The Lowdown on Local & Raw Milk

Milk, like any other food product, is best when sourced locally. It’s fresher and contributes to local farmers and not the least of it, it tastes great. But the milk business (and raw milk in particular) is …complicated. That’s just one thing we learned when we visited Mike Armstrong (pictured) on his farm in Adairville, KY, just past Springfield, TN.

Mike Armstrong gets up at 3:30 in the morning, every morning, to milk his Jersey cows. And he’s damn happy about it. Cows are his life. His father was a dairy farmer and his grandfather before him. He never thought about doing anything else and didn’t until 2016, when doing it a different way became a necessity.

For generations, the Armstrong’s were a commercial dairy sending their milk to Purity Milk Company for processing. “We were going broke and had been for a long time,” Mike says.

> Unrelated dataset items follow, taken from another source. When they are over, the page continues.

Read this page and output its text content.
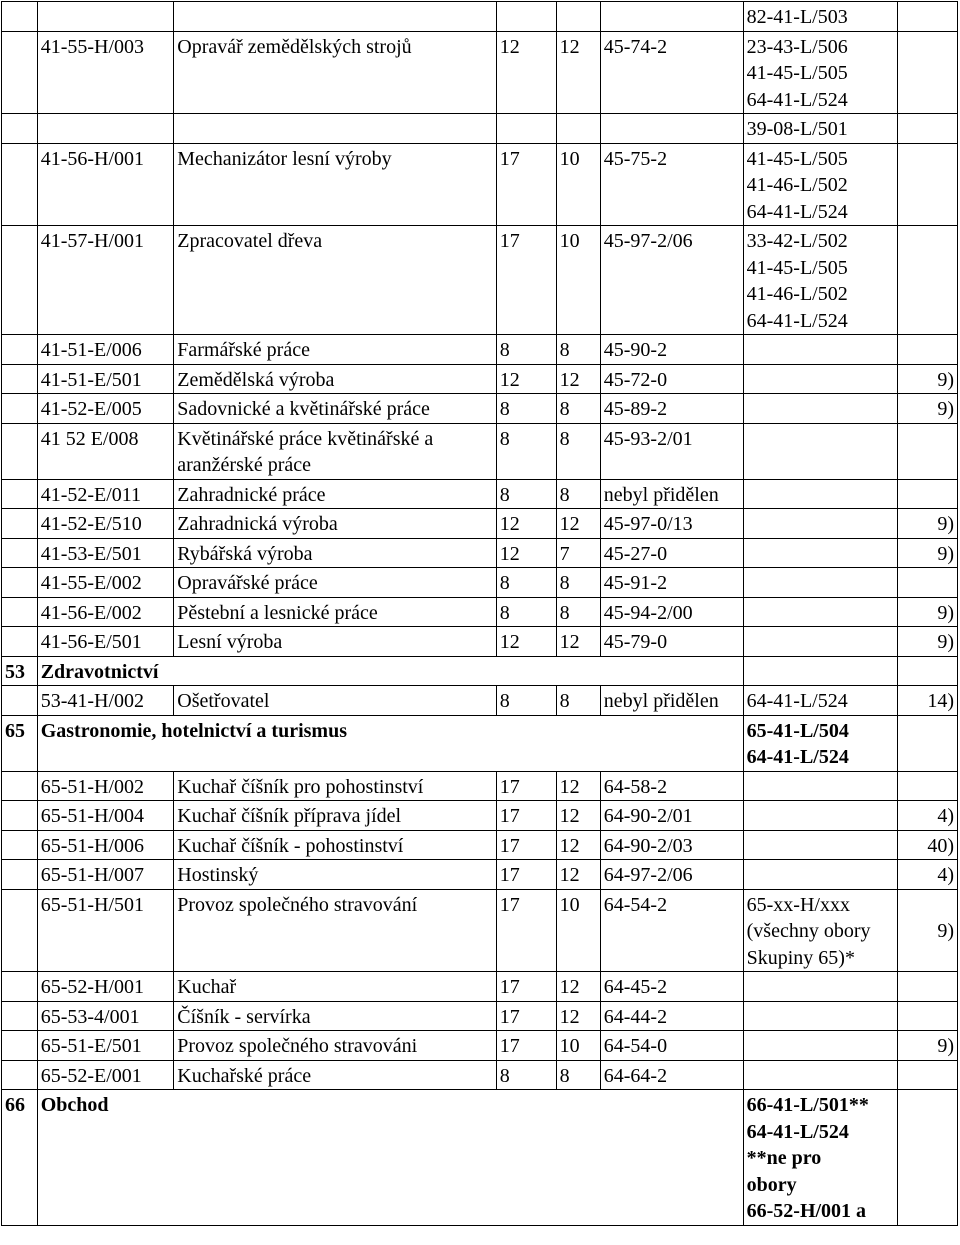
						82-41-L/503	

	41-55-H/003	Opravář zemědělských strojů	12	12	45-74-2	23-43-L/506
41-45-L/505
64-41-L/524	

						39-08-L/501	

	41-56-H/001	Mechanizátor lesní výroby	17	10	45-75-2	41-45-L/505
41-46-L/502
64-41-L/524	

	41-57-H/001	Zpracovatel dřeva	17	10	45-97-2/06	33-42-L/502
41-45-L/505
41-46-L/502
64-41-L/524	

	41-51-E/006	Farmářské práce	8	8	45-90-2		
	41-51-E/501	Zemědělská výroba	12	12	45-72-0		9)
	41-52-E/005	Sadovnické a květinářské práce	8	8	45-89-2		9)
	41 52 E/008	Květinářské práce květinářské a aranžérské práce	8	8	45-93-2/01		
	41-52-E/011	Zahradnické práce	8	8	nebyl přidělen		
	41-52-E/510	Zahradnická výroba	12	12	45-97-0/13		9)
	41-53-E/501	Rybářská výroba	12	7	45-27-0		9)
	41-55-E/002	Opravářské práce	8	8	45-91-2		
	41-56-E/002	Pěstební a lesnické práce	8	8	45-94-2/00		9)
	41-56-E/501	Lesní výroba	12	12	45-79-0		9)
53	Zdravotnictví						
	53-41-H/002	Ošetřovatel	8	8	nebyl přidělen	64-41-L/524	14)
65	Gastronomie, hotelnictví a turismus					65-41-L/504
64-41-L/524	

	65-51-H/002	Kuchař číšník pro pohostinství	17	12	64-58-2		
	65-51-H/004	Kuchař číšník příprava jídel	17	12	64-90-2/01		4)
	65-51-H/006	Kuchař číšník - pohostinství	17	12	64-90-2/03		40)
	65-51-H/007	Hostinský	17	12	64-97-2/06		4)
	65-51-H/501	Provoz společného stravování	17	10	64-54-2	65-xx-H/xxx
(všechny obory
Skupiny 65)*	9)
	65-52-H/001	Kuchař	17	12	64-45-2		
	65-53-4/001	Číšník - servírka	17	12	64-44-2		
	65-51-E/501	Provoz společného stravováni	17	10	64-54-0		9)
	65-52-E/001	Kuchařské práce	8	8	64-64-2		
66	Obchod					66-41-L/501**
64-41-L/524
**ne pro
obory
66-52-H/001 a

They had borrowed and refinanced twice to make ends meet and were still losing $10,000 a month. Some years ago, there was a program called “base building,” which took a farm’s production and sales from the months of September and October. If you produced over that, you were penalized, keeping supply and demand in line (Canada still has that system). Then the government did away with that program and let dairy farmers make all the milk they could. Prices went down and only those that could produce the cheapest milk could make it. 

So, in 2016 Mike needed a niche. He had a conversation with a state inspector who told him (off the record) that he should produce raw milk; that his was the cleanest dairy that he inspected, and if anyone could do it, he could. In October, Mike went to Clarksville with one gallon of raw milk to drop off. That became the first delivery of many.